Tuesday, 2 February 2010
In Pursuit of Digital Sadness
Saw King of Kong, Fist Full of Quarters a while ago in a cinema where the seats are well better than they used to be. Pretty much flipped-out for the KILL SCREEN concept where the game is too big for the machine and Mario dies and never gets the girl and everyone at the vintage gamers festival go the fuck home. So deliciously bleak. It's like spinning the wheel of fortune and falling over its decorative mounting in front of a live studio audience. I thought of a dowsed-in-beers conversation with a friend. I only have my half of it ("Yeah" and "Totally...") and just a little bit of his (the rest).
"Fucking, right. How bleak are old computer games?"
"Yeah."
"You drive forver to get nowhere."
"Totally. If you're lucky the mountains, like, change colour."

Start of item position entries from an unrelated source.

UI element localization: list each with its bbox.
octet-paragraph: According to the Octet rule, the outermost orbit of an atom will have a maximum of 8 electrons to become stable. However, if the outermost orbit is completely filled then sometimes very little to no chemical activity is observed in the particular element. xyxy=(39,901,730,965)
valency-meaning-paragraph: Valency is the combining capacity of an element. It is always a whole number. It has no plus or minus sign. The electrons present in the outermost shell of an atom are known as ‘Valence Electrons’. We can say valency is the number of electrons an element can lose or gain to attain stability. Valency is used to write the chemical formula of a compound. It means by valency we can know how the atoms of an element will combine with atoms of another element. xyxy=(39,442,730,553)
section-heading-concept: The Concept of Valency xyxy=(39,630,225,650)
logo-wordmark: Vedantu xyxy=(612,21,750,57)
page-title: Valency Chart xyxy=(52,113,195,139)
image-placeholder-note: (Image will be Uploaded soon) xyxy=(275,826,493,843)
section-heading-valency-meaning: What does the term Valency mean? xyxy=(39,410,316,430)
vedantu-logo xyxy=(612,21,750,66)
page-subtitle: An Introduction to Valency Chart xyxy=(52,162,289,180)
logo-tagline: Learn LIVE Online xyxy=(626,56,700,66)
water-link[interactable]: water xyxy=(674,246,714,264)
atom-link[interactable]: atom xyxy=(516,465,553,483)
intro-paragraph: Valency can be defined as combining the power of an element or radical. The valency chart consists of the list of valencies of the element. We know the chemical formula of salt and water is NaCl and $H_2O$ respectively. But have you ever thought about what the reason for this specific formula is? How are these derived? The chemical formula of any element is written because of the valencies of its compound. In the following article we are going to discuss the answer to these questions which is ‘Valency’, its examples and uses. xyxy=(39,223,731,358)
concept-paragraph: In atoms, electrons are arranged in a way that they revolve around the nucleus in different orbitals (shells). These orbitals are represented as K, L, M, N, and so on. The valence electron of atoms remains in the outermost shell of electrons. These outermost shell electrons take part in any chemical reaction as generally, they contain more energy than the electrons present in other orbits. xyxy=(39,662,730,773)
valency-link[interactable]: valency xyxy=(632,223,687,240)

There is good art about it, but I couldn't help love it more when I asked my friend's 13 year-old son why he likes the games he plays in comparison to the games we play on the rare occasion we fetch the NES out from under the bed. "I suppose I just enjoy the freedom of them. You get to go anywhere." He's right. There's only one way through a game of Golden Axe. I want to eavesdrop on conversations between those identical giants with that fucking massive door, maybe perv on them calling their mother back home, but instead I have to waste the shit out of them every time. Furthermore:
"When you are raised on computer games
You grow accustomed to saying ‘I’m dead,’
Several times a day. Which is not to say
We are the first generation to feel
So comfortable with our mortality."
From And I Saw by Luke Kennard.
Speaking of Luke and since doing Paul Jones' book jacket, I was wondering if there were any more people that write books who like Guided By Voices? I looked on his blog for the poem that mentioned them but it's all gone. He left the world with an ancient cartoon instead.